Are there any comparable projects of newcomers? How is the general exchange between the Ex-Pads?
The exchange is good. The cultural scene is still manageable and you get to know each other realtively quickly. INCA Detroit was an artist initiative with residency program in Detroit and EXPODIUM from the Netherlands had a dependance in Detroit. Every now and then there are foreign initiatives, usually they disappear after three or four years, but this also has to do with the financing of this kind of projects.
Finally, I would be interested in the radiance of the project. Is it perceived primarily locally, in Germany, in Europe or America?

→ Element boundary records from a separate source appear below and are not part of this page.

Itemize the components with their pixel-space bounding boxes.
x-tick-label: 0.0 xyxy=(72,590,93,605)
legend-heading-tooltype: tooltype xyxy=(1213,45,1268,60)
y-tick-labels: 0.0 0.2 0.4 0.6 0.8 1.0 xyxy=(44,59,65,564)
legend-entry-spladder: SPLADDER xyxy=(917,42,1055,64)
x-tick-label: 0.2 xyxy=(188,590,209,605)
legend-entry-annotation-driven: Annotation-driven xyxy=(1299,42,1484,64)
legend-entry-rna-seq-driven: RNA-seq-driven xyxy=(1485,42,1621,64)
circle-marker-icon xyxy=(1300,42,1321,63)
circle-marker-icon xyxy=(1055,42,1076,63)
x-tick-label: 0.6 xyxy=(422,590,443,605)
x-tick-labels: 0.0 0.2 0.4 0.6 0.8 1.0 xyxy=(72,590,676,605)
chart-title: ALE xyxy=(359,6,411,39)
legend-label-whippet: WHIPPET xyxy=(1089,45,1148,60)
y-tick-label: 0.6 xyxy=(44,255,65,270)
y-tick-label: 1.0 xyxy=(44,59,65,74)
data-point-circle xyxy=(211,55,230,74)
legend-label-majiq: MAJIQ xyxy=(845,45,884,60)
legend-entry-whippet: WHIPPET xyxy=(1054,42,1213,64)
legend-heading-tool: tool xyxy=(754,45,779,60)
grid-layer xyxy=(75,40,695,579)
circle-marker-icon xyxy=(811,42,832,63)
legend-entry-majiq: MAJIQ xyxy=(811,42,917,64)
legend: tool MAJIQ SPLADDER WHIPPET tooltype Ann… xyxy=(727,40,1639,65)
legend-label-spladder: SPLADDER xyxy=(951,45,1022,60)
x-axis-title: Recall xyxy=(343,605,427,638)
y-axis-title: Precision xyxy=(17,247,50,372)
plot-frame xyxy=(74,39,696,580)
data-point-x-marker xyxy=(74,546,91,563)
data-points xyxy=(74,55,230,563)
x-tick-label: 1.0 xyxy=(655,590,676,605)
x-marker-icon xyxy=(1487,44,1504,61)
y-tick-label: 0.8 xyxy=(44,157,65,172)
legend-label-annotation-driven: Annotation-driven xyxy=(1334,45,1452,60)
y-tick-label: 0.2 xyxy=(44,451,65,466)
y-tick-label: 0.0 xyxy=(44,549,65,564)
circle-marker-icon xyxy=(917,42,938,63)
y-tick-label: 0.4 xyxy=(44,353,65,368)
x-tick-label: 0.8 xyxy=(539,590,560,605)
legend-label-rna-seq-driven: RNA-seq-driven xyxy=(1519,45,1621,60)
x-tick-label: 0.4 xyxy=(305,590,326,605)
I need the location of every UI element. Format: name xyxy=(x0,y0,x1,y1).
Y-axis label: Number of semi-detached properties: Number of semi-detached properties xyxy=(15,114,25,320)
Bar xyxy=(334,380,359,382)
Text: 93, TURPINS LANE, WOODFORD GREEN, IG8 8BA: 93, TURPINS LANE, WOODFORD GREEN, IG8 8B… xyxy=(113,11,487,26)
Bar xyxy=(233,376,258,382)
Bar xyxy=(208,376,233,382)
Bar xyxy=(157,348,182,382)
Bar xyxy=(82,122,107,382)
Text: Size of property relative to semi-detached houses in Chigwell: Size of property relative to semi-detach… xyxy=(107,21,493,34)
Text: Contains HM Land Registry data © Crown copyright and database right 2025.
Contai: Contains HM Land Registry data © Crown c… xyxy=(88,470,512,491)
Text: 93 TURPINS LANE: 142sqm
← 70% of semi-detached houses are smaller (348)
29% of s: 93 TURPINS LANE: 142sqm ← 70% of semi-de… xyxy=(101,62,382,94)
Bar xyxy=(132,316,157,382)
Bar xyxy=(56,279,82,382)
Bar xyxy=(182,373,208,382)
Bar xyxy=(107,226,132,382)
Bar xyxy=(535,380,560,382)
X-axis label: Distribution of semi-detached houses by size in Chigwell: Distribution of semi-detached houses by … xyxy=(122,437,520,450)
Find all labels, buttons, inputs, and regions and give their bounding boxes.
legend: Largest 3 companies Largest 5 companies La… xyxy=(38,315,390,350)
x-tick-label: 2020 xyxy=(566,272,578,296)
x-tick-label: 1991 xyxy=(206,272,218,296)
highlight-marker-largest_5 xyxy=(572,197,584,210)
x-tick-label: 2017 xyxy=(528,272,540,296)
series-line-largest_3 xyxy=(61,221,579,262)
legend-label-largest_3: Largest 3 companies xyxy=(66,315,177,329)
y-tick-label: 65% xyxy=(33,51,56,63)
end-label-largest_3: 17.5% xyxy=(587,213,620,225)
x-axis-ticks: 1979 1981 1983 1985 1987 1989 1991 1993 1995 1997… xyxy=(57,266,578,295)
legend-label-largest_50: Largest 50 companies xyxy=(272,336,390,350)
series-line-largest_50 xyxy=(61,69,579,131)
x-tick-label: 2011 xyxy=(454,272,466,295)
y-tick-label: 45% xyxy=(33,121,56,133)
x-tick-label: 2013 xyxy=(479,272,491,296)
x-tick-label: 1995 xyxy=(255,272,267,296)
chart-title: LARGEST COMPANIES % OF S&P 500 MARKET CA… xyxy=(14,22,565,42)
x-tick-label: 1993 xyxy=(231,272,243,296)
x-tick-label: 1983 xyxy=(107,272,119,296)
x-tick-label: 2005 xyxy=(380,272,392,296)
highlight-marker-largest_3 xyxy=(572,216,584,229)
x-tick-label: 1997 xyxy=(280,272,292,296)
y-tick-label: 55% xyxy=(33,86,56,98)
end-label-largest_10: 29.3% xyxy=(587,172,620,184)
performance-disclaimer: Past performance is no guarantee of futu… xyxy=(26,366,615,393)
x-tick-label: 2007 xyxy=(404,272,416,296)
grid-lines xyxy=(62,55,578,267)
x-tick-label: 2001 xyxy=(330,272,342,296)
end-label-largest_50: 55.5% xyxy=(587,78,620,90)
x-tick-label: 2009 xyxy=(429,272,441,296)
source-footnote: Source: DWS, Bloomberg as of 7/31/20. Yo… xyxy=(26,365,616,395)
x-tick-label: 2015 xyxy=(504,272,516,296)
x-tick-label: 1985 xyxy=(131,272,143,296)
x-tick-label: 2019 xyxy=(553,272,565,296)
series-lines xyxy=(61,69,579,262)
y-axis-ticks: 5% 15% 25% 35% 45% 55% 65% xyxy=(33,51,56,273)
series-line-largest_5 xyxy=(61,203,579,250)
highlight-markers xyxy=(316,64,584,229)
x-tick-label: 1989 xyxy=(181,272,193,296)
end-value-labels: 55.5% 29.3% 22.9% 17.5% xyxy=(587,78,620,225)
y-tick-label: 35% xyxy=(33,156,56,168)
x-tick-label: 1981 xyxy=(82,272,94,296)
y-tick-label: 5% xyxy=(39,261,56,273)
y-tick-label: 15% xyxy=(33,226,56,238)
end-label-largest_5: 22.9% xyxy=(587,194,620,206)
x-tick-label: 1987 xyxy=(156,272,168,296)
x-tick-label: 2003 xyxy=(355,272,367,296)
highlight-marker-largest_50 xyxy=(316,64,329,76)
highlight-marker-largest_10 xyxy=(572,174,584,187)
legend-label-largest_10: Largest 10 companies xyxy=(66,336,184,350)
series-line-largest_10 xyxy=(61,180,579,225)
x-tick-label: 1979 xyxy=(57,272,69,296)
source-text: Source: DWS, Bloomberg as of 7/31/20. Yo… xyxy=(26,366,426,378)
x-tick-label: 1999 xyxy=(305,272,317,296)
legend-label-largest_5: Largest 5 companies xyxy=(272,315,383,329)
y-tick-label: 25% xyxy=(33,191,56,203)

It is primarily perceived by the people and institutions concerned with contemporary cultural production and urban development in Detroit. In a local context, FILTER Detroit is well known because I keep looking for collaborations with local artists, makers and initiatives. In addition, I invite research residents and artists from Detroit to exhibitions and presentations and contributions to publications, such as the Kunstverein Wolfsburg, the Van Abbemuseum, the Cultural Foundation Agathenburg, the equivalent to Hamburgs Gängeviertel or the Sullivan Galleries in Chicago.
Since FILTER Detroit is run as one-woman operation, there is no marketing and marketing concept. The website lags behind three years and my publicity and social media activity is limited to the bare minimum.
What is the future for?
I am currently working with the permanent resident of FILTER on the redesign of the FILTER Detroit website. A performance project is being discussed with the Dutch artist couple Inge Nabuurs and Erwin van Doorn, which also involves working with Detroit artists and musicians. Of particular importance to me is the work on my PhD thesis which examines FILTER Detroit, other artistic (migration) projects and art production in Banglatown and real estate values.